Belts and Hoses
The upper radiator hose and lower radiator hose are made of reinforced synthetic rubber made to withstand heat, vibration, pressure, and cooling system chemicals.
Radiator hoses provide a flexible connection for coolant flow between the engine and the radiator.
The radiator hoses should be inspected at least twice a year, both in the spring and in the fall. Hose clamp connections should also be checked to ensure that they're secure and free from leaks. Although hose condition has historically been determined from the outside of the hose, research shows that hoses really begin to break down from the inside out. This process, called electrochemical degradation (ECD), generates fine cracks in the wall of the hose tube. These fine cracks extend from inside the hose tube to the outside, close to one or both ends of the hose. Coolant can then seep through these cracks and attack the hose reinforcement. Eventually the condition worsens to a pinhole leak or a burst hose.
Coolant hoses should be replaced at least every four years, or more often as needed. It's also a good idea to change any hoses that connect to a part of the cooling system that's being replaced. For example, it's wise to replace both of the radiator hoses when replacing the radiator.

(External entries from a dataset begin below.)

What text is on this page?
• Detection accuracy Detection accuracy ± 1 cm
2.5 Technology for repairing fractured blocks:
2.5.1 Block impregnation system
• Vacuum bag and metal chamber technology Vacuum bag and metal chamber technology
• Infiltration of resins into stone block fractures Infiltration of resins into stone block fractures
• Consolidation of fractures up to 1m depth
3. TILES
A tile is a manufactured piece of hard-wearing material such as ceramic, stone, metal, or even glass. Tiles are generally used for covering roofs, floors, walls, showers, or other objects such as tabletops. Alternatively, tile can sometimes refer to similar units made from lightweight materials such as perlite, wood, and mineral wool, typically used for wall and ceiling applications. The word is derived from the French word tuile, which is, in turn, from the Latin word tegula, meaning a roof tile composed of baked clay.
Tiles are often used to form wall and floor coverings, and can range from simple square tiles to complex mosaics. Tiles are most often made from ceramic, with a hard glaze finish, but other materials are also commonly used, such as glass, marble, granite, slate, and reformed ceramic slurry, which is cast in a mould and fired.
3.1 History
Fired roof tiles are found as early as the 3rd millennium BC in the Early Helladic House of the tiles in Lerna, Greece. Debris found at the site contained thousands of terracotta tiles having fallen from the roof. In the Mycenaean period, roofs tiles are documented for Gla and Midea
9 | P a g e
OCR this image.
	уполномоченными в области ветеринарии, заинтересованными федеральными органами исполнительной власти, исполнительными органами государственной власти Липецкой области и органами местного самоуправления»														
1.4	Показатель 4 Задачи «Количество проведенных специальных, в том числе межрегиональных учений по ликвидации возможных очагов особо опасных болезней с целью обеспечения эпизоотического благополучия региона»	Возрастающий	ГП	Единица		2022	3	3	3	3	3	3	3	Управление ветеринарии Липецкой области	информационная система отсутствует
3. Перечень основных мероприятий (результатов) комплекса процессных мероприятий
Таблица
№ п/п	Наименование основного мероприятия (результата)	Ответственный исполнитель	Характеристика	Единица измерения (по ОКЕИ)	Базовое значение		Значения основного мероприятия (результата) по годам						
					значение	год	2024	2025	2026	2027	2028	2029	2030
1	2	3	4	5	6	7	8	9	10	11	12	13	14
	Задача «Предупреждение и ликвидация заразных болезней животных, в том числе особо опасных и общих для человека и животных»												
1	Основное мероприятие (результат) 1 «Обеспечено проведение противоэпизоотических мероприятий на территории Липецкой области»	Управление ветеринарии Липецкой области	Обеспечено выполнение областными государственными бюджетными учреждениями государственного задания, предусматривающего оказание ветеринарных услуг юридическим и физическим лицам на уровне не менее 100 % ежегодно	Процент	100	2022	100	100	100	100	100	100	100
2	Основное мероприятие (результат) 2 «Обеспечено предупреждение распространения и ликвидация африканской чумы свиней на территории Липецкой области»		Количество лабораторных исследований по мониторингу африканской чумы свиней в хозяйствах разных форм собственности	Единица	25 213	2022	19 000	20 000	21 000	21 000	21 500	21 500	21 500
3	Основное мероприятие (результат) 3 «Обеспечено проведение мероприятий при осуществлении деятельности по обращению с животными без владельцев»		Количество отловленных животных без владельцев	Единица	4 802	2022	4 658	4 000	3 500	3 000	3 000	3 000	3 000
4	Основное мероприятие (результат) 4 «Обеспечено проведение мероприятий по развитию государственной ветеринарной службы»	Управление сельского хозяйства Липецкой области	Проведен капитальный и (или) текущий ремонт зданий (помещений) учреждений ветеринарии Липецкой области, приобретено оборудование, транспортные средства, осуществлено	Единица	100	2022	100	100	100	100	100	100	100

If you decide to service your cooling system yourself, use extreme caution: Opening a hot radiator or coolant reservoir/overflow tank can cause severe burns. Be sure that both the engine and cooling system are cool before you begin any heating/cooling system maintenance or repairs. It's possible that your car may be equipped with an air bleed for the cooling system. Unless the cooling system is bled properly, air may stay trapped in the system and cause erratic temperatures, or in extreme cases, engine or cooling system damage. If you're unsure about any aspect of cooling system service, don't take a chance. Have your car looked at by a professional service technician.